Thoughts on increasing MTUs on the internet

Thu Apr 12 23:41:30 UTC 2007

Iljitsch van Beijnum wrote:
> 
> Dear NANOGers,
> 
> It irks me that today, the effective MTU of the internet is 1500 bytes, 
> while more and more equipment can handle bigger packets.
> 
> What do you guys think about a mechanism that allows hosts and routers 
> on a subnet to automatically discover the MTU they can use towards other 
> systems on the same subnet, so that:
> 
> 1. It's no longer necessary to limit the subnet MTU to that of the least 
> capable system
> 
> 2. It's no longer necessary to manage 1500 byte+ MTUs manually
> 
> Any additional issues that such a mechanism would have to address?

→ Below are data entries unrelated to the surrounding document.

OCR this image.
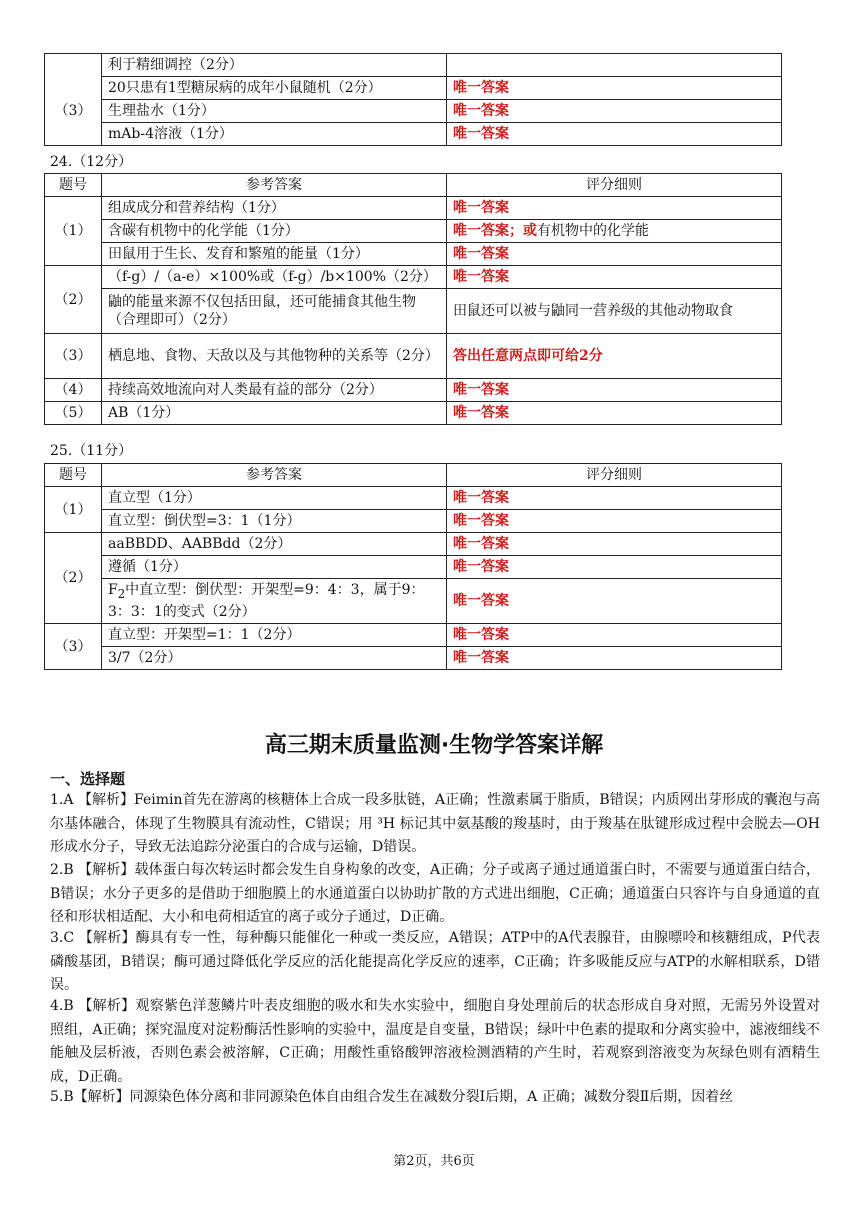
	利于精细调控（2分）	
（3）	20只患有1型糖尿病的成年小鼠随机（2分）	唯一答案
	生理盐水（1分）	唯一答案
	mAb-4溶液（1分）	唯一答案
24.（12分）
题号	参考答案	评分细则
（1）	组成成分和营养结构（1分）	唯一答案
	含碳有机物中的化学能（1分）	唯一答案；或有机物中的化学能
	田鼠用于生长、发育和繁殖的能量（1分）	唯一答案
（2）	（f-g）/（a-e）×100%或（f-g）/b×100%（2分）	唯一答案
	鼬的能量来源不仅包括田鼠，还可能捕食其他生物（合理即可）（2分）	田鼠还可以被与鼬同一营养级的其他动物取食
（3）	栖息地、食物、天敌以及与其他物种的关系等（2分）	答出任意两点即可给2分
（4）	持续高效地流向对人类最有益的部分（2分）	唯一答案
（5）	AB（1分）	唯一答案
25.（11分）
题号	参考答案	评分细则
（1）	直立型（1分）	唯一答案
	直立型：倒伏型=3：1（1分）	唯一答案
（2）	aaBBDD、AABBdd（2分）	唯一答案
	遵循（1分）	唯一答案
	$F_2$中直立型：倒伏型：开架型=9：4：3，属于9：3：3：1的变式（2分）	唯一答案
（3）	直立型：开架型=1：1（2分）	唯一答案
	3/7（2分）	唯一答案
高三期末质量监测·生物学答案详解
一、选择题
1.A 【解析】Feimin首先在游离的核糖体上合成一段多肽链，A正确；性激素属于脂质，B错误；内质网出芽形成的囊泡与高尔基体融合，体现了生物膜具有流动性，C错误；用 ³H 标记其中氨基酸的羧基时，由于羧基在肽键形成过程中会脱去—OH形成水分子，导致无法追踪分泌蛋白的合成与运输，D错误。
2.B 【解析】载体蛋白每次转运时都会发生自身构象的改变，A正确；分子或离子通过通道蛋白时，不需要与通道蛋白结合，B错误；水分子更多的是借助于细胞膜上的水通道蛋白以协助扩散的方式进出细胞，C正确；通道蛋白只容许与自身通道的直径和形状相适配、大小和电荷相适宜的离子或分子通过，D正确。
3.C 【解析】酶具有专一性，每种酶只能催化一种或一类反应，A错误；ATP中的A代表腺苷，由腺嘌呤和核糖组成，P代表磷酸基团，B错误；酶可通过降低化学反应的活化能提高化学反应的速率，C正确；许多吸能反应与ATP的水解相联系，D错误。
4.B 【解析】观察紫色洋葱鳞片叶表皮细胞的吸水和失水实验中，细胞自身处理前后的状态形成自身对照，无需另外设置对照组，A正确；探究温度对淀粉酶活性影响的实验中，温度是自变量，B错误；绿叶中色素的提取和分离实验中，滤液细线不能触及层析液，否则色素会被溶解，C正确；用酸性重铬酸钾溶液检测酒精的产生时，若观察到溶液变为灰绿色则有酒精生成，D正确。
5.B【解析】同源染色体分离和非同源染色体自由组合发生在减数分裂Ⅰ后期，A 正确；减数分裂Ⅱ后期，因着丝
第2页，共6页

I have a half completed, prototype "mtud" that runs under Linux.  It 
sets the interface to 9k, but sets the route for the subnet down to 
1500.  It then watches the arp table for new arp entries.  As a new MAC 
is added, it sends a 9k UDP datagram to that host and listens for an 
ICMP port unreachable reply (like traceroute does).  If the error 
arrives, it assumes that host can receive packets that large, and adds a 
host route with the larger MTU to that host.  It steps up the mtu's from 
1500 to 16k trying to rapidly increase the MTU without having to wait 
for annoying timeouts.  If anything goes wrong somewhere along the way, 
(a host is firewalled or whatever) then it won't receive the ICMP reply, 
and won't raise the MTU.

The idea is that you can run this on routers/servers on a network that 
has 9k mtu's but not all the hosts are assured to be 9k capable, and it 
will increase correctly detect the available MTU between servers, or 
routers, but still be able to correctly talk to machines that are still 
stuck with 1500 byte mtu's etc.

In other interesting data points in this field, for some reason a while 
ago we had reason to do some throughput tests under Linux with varying 
the MTU using e1000's and ended up with this pretty graph:

http://wand.net.nz/~perry/mtu.png

we never had the time to investigate exactly what was going on, but 
interestingly at 8k MTU's (which is presumably what NFS would use), 
performance is exceptionally poor compared to 9k and 1500 byte MTU's. 
Our (untested) hypothesis is that the Linux kernel driver isn't smart 
about how it allocates it's buffers.